Die offizielle, von der Komintern weit angepriesene Formel der Außenpolitik der UdSSR lautet: «Wir wollen keinen Fußbreit fremden Bodens, werden aber auch keinen Fußbreit eigenen Bodens hergeben» Allein, hinsichtlich der Mongolei handelt es sich nicht um die Verteidigung des «eigenen Bodens»: die Mongolei ist ein selbständiger Staat. Die Verteidigung der Revolution läuft, wie bereits aus diesem kleinen Beispiel ersichtlich, nicht auf die Verteidigung der Grenzen hinaus. Die wahre Verteidigungsmethode besteht darin, auf der ganzen Welt die Positionen des. Imperialismus zu schwächen und die des Proletariats und der Kolonialvölker zu stärken. Ein ungünstiges Kräfteverhältnis kann im Interesse der Erhaltung der Grundbasis der Revolution dazu nötigen, dem Feind so manchen Fußbreit abzutreten, wie es zur Zeit von Brest-Litowsk, zum Teil auch bei der Ostchinesischen Eisenbahn der Fall war. Hingegen kann ein günstigeres Kräfteverhältnis es dem Arbeiterstaat zur Pflicht machen, der revolutionären Bewegung in den anderen Ländern zur Hilfe zu eilen, nicht nur moralisch, sondern wenn nötig auch mit Hilfe von Waffengewalt: Befreiungskriege sind ein Bestandteil der Befreiungsrevolutionen.

Die Erfahrung mit der Mongolei schlägt somit die Ideologie des konservativen Pazifismus in Scherben, der sich auf die geschichtlichen Grenzen wie auf Gesetzestafeln stützt.
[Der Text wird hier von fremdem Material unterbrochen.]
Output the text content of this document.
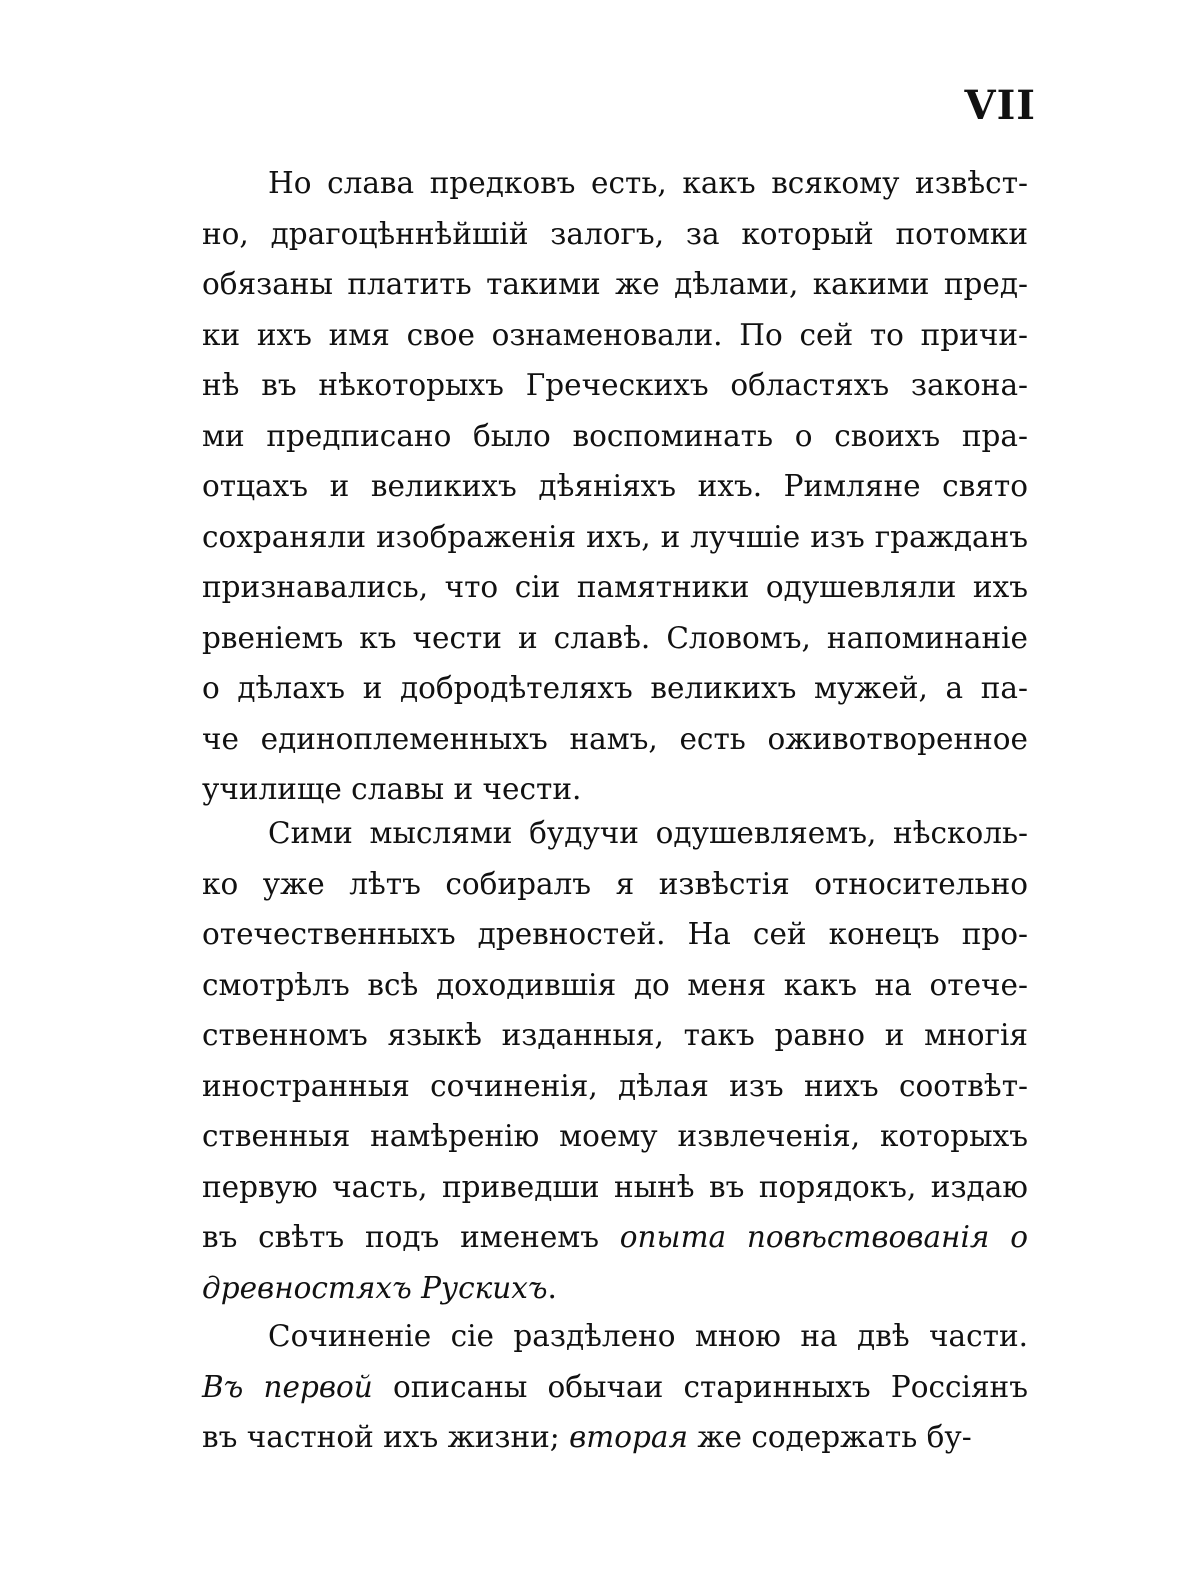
VII
Но слава предковъ есть, какъ всякому извѣст-
но, драгоцѣннѣйшій залогъ, за который потомки
обязаны платить такими же дѣлами, какими пред-
ки ихъ имя свое ознаменовали. По сей то причи-
нѣ въ нѣкоторыхъ Греческихъ областяхъ закона-
ми предписано было воспоминать о своихъ пра-
отцахъ и великихъ дѣяніяхъ ихъ. Римляне свято
сохраняли изображенія ихъ, и лучшіе изъ гражданъ
признавались, что сіи памятники одушевляли ихъ
рвеніемъ къ чести и славѣ. Словомъ, напоминаніе
о дѣлахъ и добродѣтеляхъ великихъ мужей, а па-
че единоплеменныхъ намъ, есть оживотворенное
училище славы и чести.
Сими мыслями будучи одушевляемъ, нѣсколь-
ко уже лѣтъ собиралъ я извѣстія относительно
отечественныхъ древностей. На сей конецъ про-
смотрѣлъ всѣ доходившія до меня какъ на отече-
ственномъ языкѣ изданныя, такъ равно и многія
иностранныя сочиненія, дѣлая изъ нихъ соотвѣт-
ственныя намѣренію моему извлеченія, которыхъ
первую часть, приведши нынѣ въ порядокъ, издаю
въ свѣтъ подъ именемъ опыта повѣствованія о
древностяхъ Рускихъ.
Сочиненіе сіе раздѣлено мною на двѣ части.
Въ первой описаны обычаи старинныхъ Россіянъ
въ частной ихъ жизни; вторая же содержать бу-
Die Grenzen der UdSSR sind nur momentane Schützengräben des Klassenkampfes. Sie haben nicht einmal eine nationale Rechtfertigung. Das ukrainische Volk – um nur ein Beispiel von vielen zu nennen – ist durch die Staatsgrenzen mittendurch gerissen. Bei günstiger Fügung der Umstände wäre die Rote Armee verpflichtet, der von den polnischen Henkern unterdrückten Westukraine zur Hilfe zu eilen. Es Ist nicht schwer sich vorzustellen, welch gigantischen Anstoß die Vereinigung der Arbeiter- und Bauernukraine der revolutionären Bewegung in Polen und In ganz Europa geben würde. Die Grenzen aller Staaten sind nur Fesseln der Produktivkräfte. Aufgabe des Proletariats ist nicht die Erhaltung des Status quo, d h die Grenzen zu verewigen, sondern im Gegenteil sie revolutionär zu beseitigen zugunsten der Schaffung der Vereinigten Sowjetstaaten von Europa und der ganzen Welt. Damit aber eine solche internationale Politik möglich werde – wenn nicht jetzt, so in Zukunft – muss die Sowjetunion selbst sich von der Herrschaft der konservativen Bürokratie mit ihrer Religion des «Sozialismus in einem Lande» befreien.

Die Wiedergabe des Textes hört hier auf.